Just as brands and consumers come to terms with Facebook's timeline and cover photo changes, the social media giant rolls out yet another change - this time to its News Feed.
The new News Feed, currently privy to a selected few but rolling out soon, is in line across the social media's mobile, tablet and web design. The change will see larger visuals and cleaner categorisation of content from friends, family and brands.
While the change seems to be a welcomed one, industry experts predict that going forward brands can expect stiffer competition for attention in the feeds that content is featured in.
For example, with the new feed, advertisers of mobile games can selectively place their ads in the "Games" feed where it is more relevant to the niche target audience. This would mean firm competition as rival brands will be targeting the same niche group.
"The feed filters give more control to the user, so brands will need to work harder for attention," Matthew Drury, head of digital, MEC interaction Singapore told Marketing.
Lead solutions specialist, Amanda Chng of Blugrapes agreed that with this development, it is important brands offer content relevant to fans as their posts will be sub-categorised.
However on a positive note, this would ultimately mean advertisers can more accurately select the placement of News Feed ads in time to come, added Chng.
Last week Facebook in a press statement said: "We've completely rebuilt each story to be much more vibrant and colorful and highlight the content that your friends are sharing. Photos, news articles, maps and events all look brighter and more beautiful."
According to Drury, images now shared are crucial in telling a brand story.
"Images needn't be high cost high production value images either, as long as they fit the brand and the story it's telling," he said.

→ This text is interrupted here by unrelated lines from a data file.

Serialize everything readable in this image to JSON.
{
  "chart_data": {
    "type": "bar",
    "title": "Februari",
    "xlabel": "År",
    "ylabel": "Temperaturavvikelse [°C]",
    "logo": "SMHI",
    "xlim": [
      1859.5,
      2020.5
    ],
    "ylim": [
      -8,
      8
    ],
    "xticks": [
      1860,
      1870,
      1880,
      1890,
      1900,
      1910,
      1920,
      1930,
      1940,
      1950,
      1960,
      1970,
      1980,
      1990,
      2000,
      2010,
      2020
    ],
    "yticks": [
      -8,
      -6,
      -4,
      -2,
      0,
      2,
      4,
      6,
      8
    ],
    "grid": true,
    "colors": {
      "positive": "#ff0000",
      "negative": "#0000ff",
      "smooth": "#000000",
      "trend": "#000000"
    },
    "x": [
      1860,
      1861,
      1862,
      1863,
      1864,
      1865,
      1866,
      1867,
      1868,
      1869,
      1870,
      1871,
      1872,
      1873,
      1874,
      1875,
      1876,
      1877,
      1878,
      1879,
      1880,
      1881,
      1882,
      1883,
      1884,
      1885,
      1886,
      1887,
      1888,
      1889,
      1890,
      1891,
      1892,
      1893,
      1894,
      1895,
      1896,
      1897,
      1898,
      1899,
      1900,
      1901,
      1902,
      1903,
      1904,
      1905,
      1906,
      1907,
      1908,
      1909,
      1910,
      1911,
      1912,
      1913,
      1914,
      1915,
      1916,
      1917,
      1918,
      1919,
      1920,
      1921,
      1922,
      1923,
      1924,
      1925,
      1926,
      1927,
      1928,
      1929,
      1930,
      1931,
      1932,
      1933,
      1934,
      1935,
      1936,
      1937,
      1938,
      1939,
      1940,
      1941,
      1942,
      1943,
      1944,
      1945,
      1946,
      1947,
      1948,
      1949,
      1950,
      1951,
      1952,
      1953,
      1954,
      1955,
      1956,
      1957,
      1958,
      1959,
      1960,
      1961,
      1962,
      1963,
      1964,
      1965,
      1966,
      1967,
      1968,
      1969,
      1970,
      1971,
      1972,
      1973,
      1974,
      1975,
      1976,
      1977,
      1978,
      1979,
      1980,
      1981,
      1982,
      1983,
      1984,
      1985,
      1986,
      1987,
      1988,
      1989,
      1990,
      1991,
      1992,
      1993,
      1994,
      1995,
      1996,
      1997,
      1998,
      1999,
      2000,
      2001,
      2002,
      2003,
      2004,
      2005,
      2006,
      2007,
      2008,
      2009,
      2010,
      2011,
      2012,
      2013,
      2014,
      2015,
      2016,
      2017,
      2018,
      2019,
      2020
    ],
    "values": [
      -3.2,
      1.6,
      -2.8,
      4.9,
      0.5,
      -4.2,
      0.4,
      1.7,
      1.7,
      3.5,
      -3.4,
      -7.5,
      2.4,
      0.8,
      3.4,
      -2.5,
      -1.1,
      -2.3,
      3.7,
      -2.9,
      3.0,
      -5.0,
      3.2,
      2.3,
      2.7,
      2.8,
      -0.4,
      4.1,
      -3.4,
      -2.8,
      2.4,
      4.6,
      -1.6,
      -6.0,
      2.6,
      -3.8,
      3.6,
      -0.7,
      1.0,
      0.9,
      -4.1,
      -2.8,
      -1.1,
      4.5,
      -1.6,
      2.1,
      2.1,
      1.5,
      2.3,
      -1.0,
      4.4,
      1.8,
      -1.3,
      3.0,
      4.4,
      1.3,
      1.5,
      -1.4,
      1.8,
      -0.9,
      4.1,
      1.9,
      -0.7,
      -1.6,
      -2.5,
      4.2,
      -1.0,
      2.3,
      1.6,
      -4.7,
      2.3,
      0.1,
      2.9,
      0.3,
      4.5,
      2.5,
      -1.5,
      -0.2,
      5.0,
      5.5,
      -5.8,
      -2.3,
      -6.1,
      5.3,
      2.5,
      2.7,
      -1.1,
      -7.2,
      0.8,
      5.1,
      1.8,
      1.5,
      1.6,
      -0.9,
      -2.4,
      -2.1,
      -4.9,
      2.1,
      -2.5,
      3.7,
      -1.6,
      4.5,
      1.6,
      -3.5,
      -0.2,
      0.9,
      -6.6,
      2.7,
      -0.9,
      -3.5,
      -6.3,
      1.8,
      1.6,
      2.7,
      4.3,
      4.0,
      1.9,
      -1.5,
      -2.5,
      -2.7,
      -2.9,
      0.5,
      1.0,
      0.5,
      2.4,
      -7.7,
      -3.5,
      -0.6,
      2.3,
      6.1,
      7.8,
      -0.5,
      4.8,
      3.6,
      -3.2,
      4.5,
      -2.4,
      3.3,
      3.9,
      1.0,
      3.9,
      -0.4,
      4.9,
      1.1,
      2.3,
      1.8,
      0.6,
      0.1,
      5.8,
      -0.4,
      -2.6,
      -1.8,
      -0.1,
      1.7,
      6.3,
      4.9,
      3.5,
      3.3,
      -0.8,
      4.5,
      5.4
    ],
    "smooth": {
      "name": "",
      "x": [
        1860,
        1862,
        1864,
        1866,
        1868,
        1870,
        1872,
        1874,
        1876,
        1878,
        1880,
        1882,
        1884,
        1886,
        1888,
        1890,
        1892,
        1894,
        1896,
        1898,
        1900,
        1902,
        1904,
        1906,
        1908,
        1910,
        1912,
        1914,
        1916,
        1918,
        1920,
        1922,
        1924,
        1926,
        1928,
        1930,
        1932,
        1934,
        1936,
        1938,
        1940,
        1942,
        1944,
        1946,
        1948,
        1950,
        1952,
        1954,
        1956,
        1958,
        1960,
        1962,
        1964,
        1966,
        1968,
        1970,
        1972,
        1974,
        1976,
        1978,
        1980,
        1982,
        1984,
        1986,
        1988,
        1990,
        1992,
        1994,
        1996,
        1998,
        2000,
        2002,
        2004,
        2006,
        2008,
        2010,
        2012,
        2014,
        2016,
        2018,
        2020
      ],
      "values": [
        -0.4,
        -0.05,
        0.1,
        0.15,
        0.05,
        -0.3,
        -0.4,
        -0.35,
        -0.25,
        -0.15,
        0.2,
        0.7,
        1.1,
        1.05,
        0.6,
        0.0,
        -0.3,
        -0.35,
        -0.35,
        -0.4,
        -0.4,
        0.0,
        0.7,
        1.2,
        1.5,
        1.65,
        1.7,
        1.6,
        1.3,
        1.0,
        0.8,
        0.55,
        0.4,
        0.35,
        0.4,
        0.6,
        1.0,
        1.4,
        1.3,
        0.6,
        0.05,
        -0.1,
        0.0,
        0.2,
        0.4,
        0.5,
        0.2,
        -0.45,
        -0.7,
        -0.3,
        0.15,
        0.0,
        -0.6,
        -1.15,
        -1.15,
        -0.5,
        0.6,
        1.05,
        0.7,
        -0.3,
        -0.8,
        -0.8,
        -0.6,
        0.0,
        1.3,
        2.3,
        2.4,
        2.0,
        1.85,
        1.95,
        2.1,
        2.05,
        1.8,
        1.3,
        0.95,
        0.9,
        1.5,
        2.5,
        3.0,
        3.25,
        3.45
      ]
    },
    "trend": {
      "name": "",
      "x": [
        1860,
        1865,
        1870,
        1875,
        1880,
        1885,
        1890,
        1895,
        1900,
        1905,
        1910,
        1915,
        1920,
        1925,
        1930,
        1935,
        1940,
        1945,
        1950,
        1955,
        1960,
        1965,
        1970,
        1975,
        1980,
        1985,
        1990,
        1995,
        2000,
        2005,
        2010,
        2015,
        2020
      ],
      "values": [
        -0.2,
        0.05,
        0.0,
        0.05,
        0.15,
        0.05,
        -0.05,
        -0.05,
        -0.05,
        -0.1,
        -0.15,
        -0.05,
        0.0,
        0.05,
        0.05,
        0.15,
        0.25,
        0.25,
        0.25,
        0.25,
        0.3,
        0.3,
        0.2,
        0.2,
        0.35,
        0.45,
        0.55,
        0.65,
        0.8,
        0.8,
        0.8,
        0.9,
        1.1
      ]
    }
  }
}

Simply put brands need to get busy and create more content rather than "churn out ads".
Chng said the enlargement of photos in the news feed have already been proven effective to generate more clicks and interactions.
Strategically, she urged brands to explore the best times to post content to optimise the reach whilst find a way to generate enough user content to get into the 'All Friends' feed as it is "likely to be the largest detractor to brand content on Facebook."
The All Friends feed shows only posts from friends and none from brands.
"This may take away a significant volume of attention from the main news feed, which could negatively impact the reach and delivery of posts as well as ads on the news feed," she said.